As some of you know I am dithering about collecting a Daemons of Chaos army once I get a little bit further with my current armies, painting wise. Well one of the things that has put me off is the complete lack of decent Tzeentch Herald models and substitutes.

So I went mooching about the internet and found this from Battlefield Berlin, a German model company. What do you think? Would you be happy playing against it as a DoC Tzeentch Herald?


----------



## Vaz (Mar 19, 2008)

Hell Yes! That's a fantastic model - not too keen on the NMM, but otherwise, oh yes. Oh yes indeed.


----------



## Master Andael (Jan 18, 2008)

It looks a bit kroot-ish, but if you give it a good paintscheme then yes I like it.


----------



## neilbatte (Jan 2, 2008)

Its a nice model . have you checked out the wargods of aegyptus own website as they have a fair sized collection of substitute models?


----------



## squeek (Jun 8, 2008)

Didn't realise they had their own site actually, after a fair while looking it was worth it though.
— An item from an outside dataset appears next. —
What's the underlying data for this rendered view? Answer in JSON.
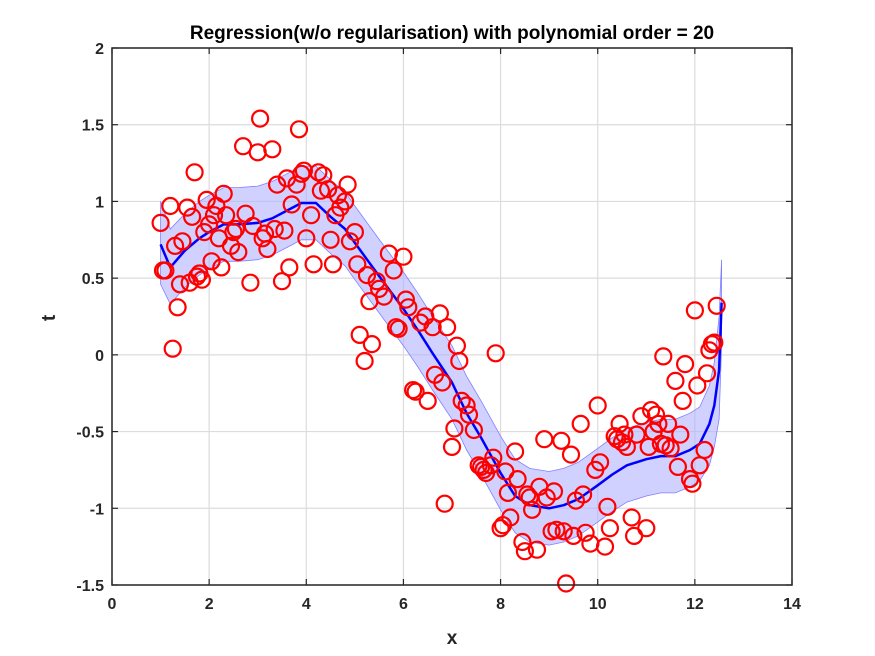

I found a second Herald of Tzeentch sub :grin:










No idea which would work out as the cheaper source though, I am thinking Germany rather than the US(?) due to postage, but I wont be buying them just yet so maths can wait!


----------



## Vaz (Mar 19, 2008)

The second one looks far better, IMO, and you have a Familiar with it. The Weapon could also be suitably slaaneshi. And I guess they're into all that Furry shit in any case. =D


----------



## MaidenManiac (Oct 2, 2008)

Totally agree with Vaz! The second one is alot better, its damn cool tbh:grin:


----------



## Lord Sinkoran (Dec 23, 2006)

that would be a factastic model but say you sculpted it as some GW staff members are fussy about where you get models from like my local won't let me use the chaos dwarf from avatar of war because its not a GW model.


----------



## Syph (Aug 3, 2008)

Either model would be good I think squeek, although I prefer the second. 



Lord Sinkoran said:


> that would be a factastic model but say you sculpted it as some GW staff members are fussy about where you get models from like my local won't let me use the chaos dwarf from avatar of war because its not a GW model.


That's why I'm wary of picking up other Dark Elves from non-GW sculptors, despite some of them being superior to the current GW crop.


----------